By Jennifer Freer, Staff Writer

Network Appliance Inc., a data storage and data management company, launched a federal unit Oct. 23 to chase growing
e-government opportunities, such as reducing network management time, increasing bandwidth capacity and helping recover lost data.

The Sunnyvale, Calif.-based company has been working with the government since its creation in 1992, but the new subsidiary, Network Appliance Federal Systems Inc., will expand the focus on federal customers, company officials said.

"The market for data storage in government has exploded and e-government has helped push the business forward," said Jay Chabrow, general manager for Network Appliance Federal Systems.

The company will establish U.S. operations for the government group in three locations: Washington, Denver and San Jose, Calif. The company also plans to expand internationally in Europe and the Pacific Rim in 2001.

The rapidly growing company expects to almost double its revenue in 2001. Network Appliance went public in 1995 and had revenue of $579 million with net earnings of $74 million in fiscal 2000, which ended in April. The federal business is one-third of the company's total revenue, bringing in about $193 million. Officials expect 2001 revenue to top $1 billion.

E-government requirements, such as accessing large amounts of data content and increasing bandwidth, have made the government more aware of the need for storing data, and it is ready to step up its investment and commitment, Chabrow said. Network Appliance will help federal agencies build e-business models that will streamline information management operations and reduce IT costs, he said.

The cost for purchasing Network Appliance's data storage solutions depends on how much data storage is needed, but ranges from $30,000 to $1 million, Chabrow said.

Government customers include the Army, the Internal Revenue Service, the National Institutes of Health, the U.S. Geological Survey, the departments of Labor, Justice and Treasury, and others. Network Appliance also works with state and local government customers and is preparing to fold the state and local business into the new Federal Systems company next year, Chabrow said.

Network Appliance's competitors include EMC Corp., Cisco Systems Inc., Inktomi Corp. and CacheFlow Inc.

Network Appliance has taken the old mainframe computers that filled rooms and rooms with data storage equipment, and turned that concept into a separate storage solution that puts all the data on a 19-inch storage box. Network Appliance's solution can hold up to 12 terabytes of information, equaling 120,000 computers on one system, said Howie Wilcox, chief architect for Network Appliance Federal.

In the past, one computer consisted of routers, switches, storage hardware and software and performed all tasks. Now the trend is for companies to provide just equipment, such as computers or switches, or just a solution, such as network management or design, as a specialized product or service that performs a single function. Data storage is another service added to the list of separate functions, Wilcox said.
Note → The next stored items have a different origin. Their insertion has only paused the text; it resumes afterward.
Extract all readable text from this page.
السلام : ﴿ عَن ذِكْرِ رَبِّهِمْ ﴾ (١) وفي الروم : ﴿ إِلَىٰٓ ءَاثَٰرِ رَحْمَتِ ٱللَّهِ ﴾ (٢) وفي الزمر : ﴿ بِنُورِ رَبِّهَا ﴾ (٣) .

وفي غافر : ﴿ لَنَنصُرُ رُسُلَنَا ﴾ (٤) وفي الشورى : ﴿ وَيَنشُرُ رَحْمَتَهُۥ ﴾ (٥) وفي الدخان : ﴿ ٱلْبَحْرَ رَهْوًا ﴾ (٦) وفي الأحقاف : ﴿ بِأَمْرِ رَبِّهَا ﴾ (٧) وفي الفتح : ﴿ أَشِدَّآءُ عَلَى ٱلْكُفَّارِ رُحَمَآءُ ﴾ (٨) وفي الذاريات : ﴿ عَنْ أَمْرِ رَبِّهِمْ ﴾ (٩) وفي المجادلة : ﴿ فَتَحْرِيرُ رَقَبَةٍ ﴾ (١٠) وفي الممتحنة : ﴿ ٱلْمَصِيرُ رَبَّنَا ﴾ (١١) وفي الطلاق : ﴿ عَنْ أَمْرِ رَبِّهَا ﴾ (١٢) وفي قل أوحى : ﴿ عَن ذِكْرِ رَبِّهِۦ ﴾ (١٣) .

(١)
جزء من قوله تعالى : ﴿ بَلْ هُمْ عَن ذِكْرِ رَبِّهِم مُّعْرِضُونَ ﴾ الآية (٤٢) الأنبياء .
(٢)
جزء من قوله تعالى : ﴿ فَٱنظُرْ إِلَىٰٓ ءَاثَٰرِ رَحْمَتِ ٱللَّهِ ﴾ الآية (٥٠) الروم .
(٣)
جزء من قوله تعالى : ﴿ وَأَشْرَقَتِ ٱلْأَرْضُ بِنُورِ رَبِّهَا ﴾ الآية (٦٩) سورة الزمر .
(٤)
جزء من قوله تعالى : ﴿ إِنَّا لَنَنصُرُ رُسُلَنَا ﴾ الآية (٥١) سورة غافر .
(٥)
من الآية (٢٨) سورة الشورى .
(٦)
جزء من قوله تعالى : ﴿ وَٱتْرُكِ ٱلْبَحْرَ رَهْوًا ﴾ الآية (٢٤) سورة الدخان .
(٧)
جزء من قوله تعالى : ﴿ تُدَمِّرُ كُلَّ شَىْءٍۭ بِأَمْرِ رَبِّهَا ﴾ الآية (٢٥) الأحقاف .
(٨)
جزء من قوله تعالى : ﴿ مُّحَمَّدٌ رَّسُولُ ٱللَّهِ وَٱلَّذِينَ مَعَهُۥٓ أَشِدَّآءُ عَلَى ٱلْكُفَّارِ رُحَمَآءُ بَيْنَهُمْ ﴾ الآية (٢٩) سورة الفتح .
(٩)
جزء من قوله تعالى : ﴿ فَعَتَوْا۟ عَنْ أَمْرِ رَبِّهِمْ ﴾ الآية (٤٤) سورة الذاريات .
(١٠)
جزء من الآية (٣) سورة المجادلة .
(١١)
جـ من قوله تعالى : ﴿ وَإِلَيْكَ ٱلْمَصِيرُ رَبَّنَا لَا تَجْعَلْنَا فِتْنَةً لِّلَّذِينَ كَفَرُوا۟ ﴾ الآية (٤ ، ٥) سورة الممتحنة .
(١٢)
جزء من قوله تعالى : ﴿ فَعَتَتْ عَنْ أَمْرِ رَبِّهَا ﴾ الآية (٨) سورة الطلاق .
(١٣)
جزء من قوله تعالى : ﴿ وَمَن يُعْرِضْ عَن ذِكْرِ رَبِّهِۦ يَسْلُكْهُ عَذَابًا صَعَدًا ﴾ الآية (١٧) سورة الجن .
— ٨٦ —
"Data is growing at enormous rates of speed," said Jon Toigo, author of "The Holy Grail of Data Storage Management," a contributing writer to Washington Technology and an independent technology consultant in Tampa Bay, Fla. "The need for storage is growing about 80 percent a year in government, which is not unusual and consistent with industry as a whole."

Network Appliance provides a good data storage solution because it allows agencies to use existing equipment with its open platform instead of starting from scratch, said Sam Chung, a systems engineer consultant for the Army's Personnel Program. In addition, Network Appliance's solutions provide more space on the servers and help with data recovery without having the whole computer system go down to retrieve lost information.

The company plans to continue pursuing new government customers by developing key partners and working with government resellers, Chabrow said. It also plans to participate in government contracts. Network Appliance's services now are available through the General Services Administration's schedule and a few other contracts.

Network Appliance is participating on a number of large federal IT contracts, including the $10 billion Navy/Marine Corps Intranet contract with Electronic Data Systems Corp. of Plano, Texas.